Articles of Nicolas Berg
Landschaftskunde und Wirtschaftsgeographie: Akademischer Antisemitismus im Werk Siegfried Passarges in den 1920er und 1930er Jahren
Historians have by and large neglected the work of the Hamburg-based academic Siegfried Passarge (1867–1958) on regional geography, a clear example of a volkish-national world-centered view on culturally homogenous Bodenständigkeit—“attachment to the soil”—and collective rootedness. Passarge’s “territorial” argument was not just articulated in the Nazi years but reflected a German geopolitical tradition of the 1920s dating back to the nineteenth century and whose well known representatives were Karl Haushofer, Otto Maull, Hugo Hassinger, and Friedrich Ratzel.
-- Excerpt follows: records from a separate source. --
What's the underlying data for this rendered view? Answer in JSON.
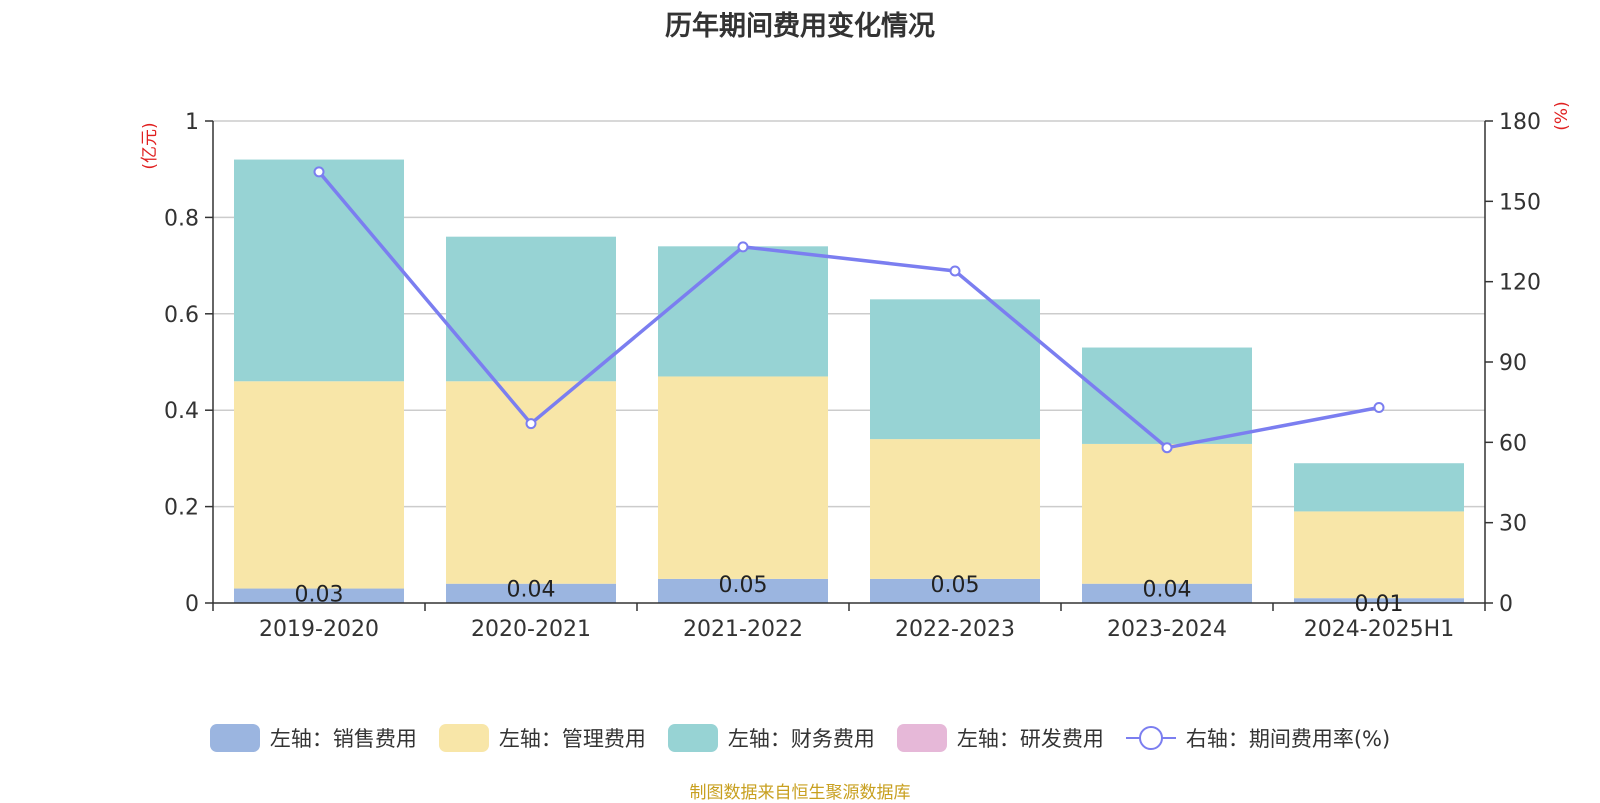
{
  "chart_data": {
    "type": "bar",
    "stacked": true,
    "title": "历年期间费用变化情况",
    "categories": [
      "2019-2020",
      "2020-2021",
      "2021-2022",
      "2022-2023",
      "2023-2024",
      "2024-2025H1"
    ],
    "left_axis": {
      "unit_label": "(亿元)",
      "range": [
        0,
        1
      ],
      "ticks": [
        "0",
        "0.2",
        "0.4",
        "0.6",
        "0.8",
        "1"
      ]
    },
    "right_axis": {
      "unit_label": "(%)",
      "range": [
        0,
        180
      ],
      "ticks": [
        "0",
        "30",
        "60",
        "90",
        "120",
        "150",
        "180"
      ]
    },
    "series": [
      {
        "name": "左轴：销售费用",
        "type": "bar",
        "axis": "left",
        "color": "#9bb5e0",
        "values": [
          0.03,
          0.04,
          0.05,
          0.05,
          0.04,
          0.01
        ],
        "labels": [
          "0.03",
          "0.04",
          "0.05",
          "0.05",
          "0.04",
          "0.01"
        ]
      },
      {
        "name": "左轴：管理费用",
        "type": "bar",
        "axis": "left",
        "color": "#f8e6a8",
        "values": [
          0.43,
          0.42,
          0.42,
          0.29,
          0.29,
          0.18
        ]
      },
      {
        "name": "左轴：财务费用",
        "type": "bar",
        "axis": "left",
        "color": "#97d3d4",
        "values": [
          0.46,
          0.3,
          0.27,
          0.29,
          0.2,
          0.1
        ]
      },
      {
        "name": "左轴：研发费用",
        "type": "bar",
        "axis": "left",
        "color": "#e6b8d8",
        "values": [
          0,
          0,
          0,
          0,
          0,
          0
        ]
      },
      {
        "name": "右轴：期间费用率(%)",
        "type": "line",
        "axis": "right",
        "color": "#7b7ef0",
        "values": [
          161,
          67,
          133,
          124,
          58,
          73
        ]
      }
    ],
    "grid": true,
    "legend_position": "bottom"
  },
  "source_note": "制图数据来自恒生聚源数据库"
}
The ideology of character-stamping “landscape” not only involved the glorification of ur-agrarian life and country people, but the corresponding demonization of the big cities. At the same time, as a scrutiny of Passarge’s texts reveals, this ideology was radically antisemitic. My discussion addresses this mentality that became hegemonic in Germany in the 1930s and early 1940s; a mentality—ideological tenets, traditions, and consequences—against which Vilém Flusser engaged in a life-long struggle.